A Stalinist Line of Discipline.

Don’t miss this speech by Jim Marcinkowski posted at No Quarter. This is just a bit of it.

We fought the Soviets and I fought the Soviets because they had a fatally flawed, intolerable system of government where (and think about this):

The government was always right and never apologized;

Any dissent was suppressed, ridiculed, banned or worse;

Secret prisons were denied and never acknowledged or spoken about;

The torture of captives (in Lubyanka) was condoned;

State incarceration was not subject to the checks and balances of a legal system;

Economic plans, like for oil, were established/determined in closed sessions between politicos, commissars and production managers, far outside public view, and where government claimed privilege in so doing;

Wages were set at the lowest common denominator, no matter what Bloc country you were in;

Government agents had access to your medical records, your library records, your telephone, and your e-mail.

A place where judicial power and judicial review were proclaimed concepts, but simply ignored in application;

Where criminal records of young adults were closed to all but the military;

Where a Constitution was a mere facade and ignored by state actors.

Any dissent, debate and protest were deemed unpatriotic;

The public media was bought, paid for, and provided by the state;

The military clandestinely and shamelessly influenced the national media and public opinion;

A place where wrong was declared right;

Where tapping a phone was like tapping a pencil;

Where lying was considered a patriotic skill;

The extraction of natural resources was paramount to any concern for the environment and the impact on the health of its people;

Where the use of “state secrets,” (those things embarrassing to the government) were confused with legitimate issues of “national security”;

A place where “secrecy” and “national security” were used to control debate;

Where legitimate secrecy, was subject to political use and abuse;

Where “legislators” were mere mouthpieces for and rubberstamps of whoever was in power;

Where you lived and died with the permission of the government;

A place where foreign policy was more important than domestic concerns;

Where fear was used as a political weapon and an acceptable means of control;

Where the best medical care was reserved for the influential;

Where wealth was concentrated in the top 5%;

A place where there was no middle class – just a small economic and political elite, and the working poor. …
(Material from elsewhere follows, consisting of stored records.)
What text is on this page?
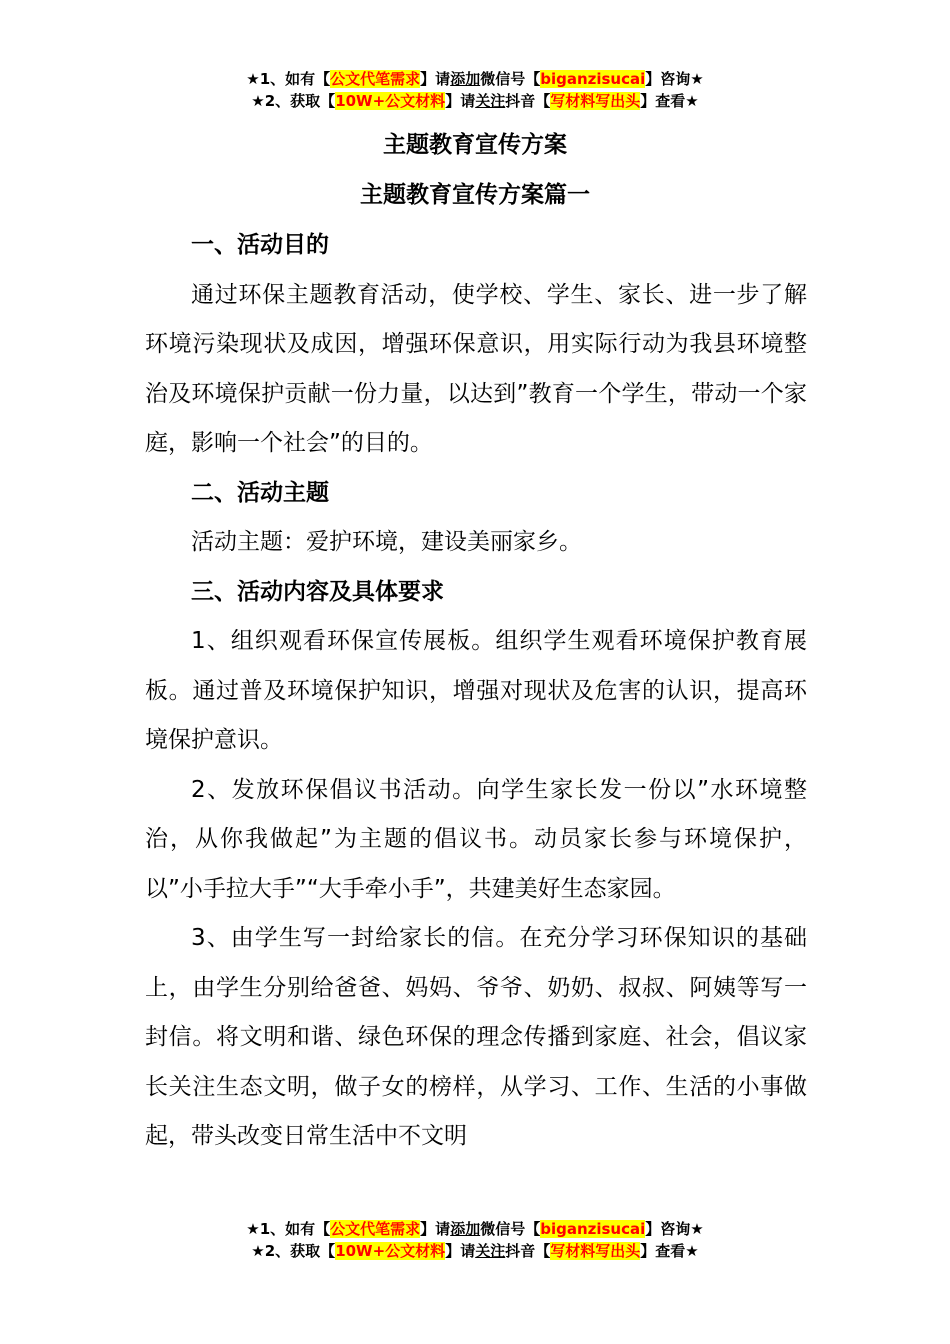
★1、如有【公文代笔需求】请添加微信号【biganzisucai】咨询★
★2、获取【10W+公文材料】请关注抖音【写材料写出头】查看★
主题教育宣传方案
主题教育宣传方案篇一

一、活动目的

通过环保主题教育活动，使学校、学生、家长、进一步了解环境污染现状及成因，增强环保意识，用实际行动为我县环境整治及环境保护贡献一份力量，以达到”教育一个学生，带动一个家庭，影响一个社会”的目的。

二、活动主题

活动主题：爱护环境，建设美丽家乡。

三、活动内容及具体要求

1、组织观看环保宣传展板。组织学生观看环境保护教育展板。通过普及环境保护知识，增强对现状及危害的认识，提高环境保护意识。

2、发放环保倡议书活动。向学生家长发一份以”水环境整治，从你我做起”为主题的倡议书。动员家长参与环境保护，以”小手拉大手”“大手牵小手”，共建美好生态家园。

3、由学生写一封给家长的信。在充分学习环保知识的基础上，由学生分别给爸爸、妈妈、爷爷、奶奶、叔叔、阿姨等写一封信。将文明和谐、绿色环保的理念传播到家庭、社会，倡议家长关注生态文明，做子女的榜样，从学习、工作、生活的小事做起，带头改变日常生活中不文明

★1、如有【公文代笔需求】请添加微信号【biganzisucai】咨询★
★2、获取【10W+公文材料】请关注抖音【写材料写出头】查看★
… Since 1995 the Republican Party and its friends in the American corporate structures that so vigorously contribute to and support them have—in the space of a decade—created in this country more than the beginnings of a system that this country spent 50 years trying to dismantle.

Jim Marcinkowski is running for Congress, btw.

5 thoughts on “A Stalinist Line of Discipline.

  1. Putin had the right idea as to tell Bush where to go!
    Maybe it is time to we take his lead and get the right wingers out of office and tell them we are Mad as Hell and can;t take their —– anymore…..

  2. I linked and read the whole speech. I come to Mahablog to get the best sweep of what is written about critical issues….and I am never disappointed. The Marcinkowski speech is a keeper.

  3. I have to a great degree come to the conclusion that all forms of governements are either benevolent or non-benevolent plutocracies and control the masses of whom they govern with a bag of tricks that would make Blackstone envious. Our presidents have long ago leanrned that distraction is their best form of government and wars make it so easy to distract what the hell they are really doing to us tax paying citizens. Perhaps we need a 10 year moratorium on all federal elections, disband the legislative and excecutive branch and rule by contract of services controlled by a majority of our 50 states. We all have to take back this country and govern it by the people and for the pople or we will never have a government that represents the will of the people.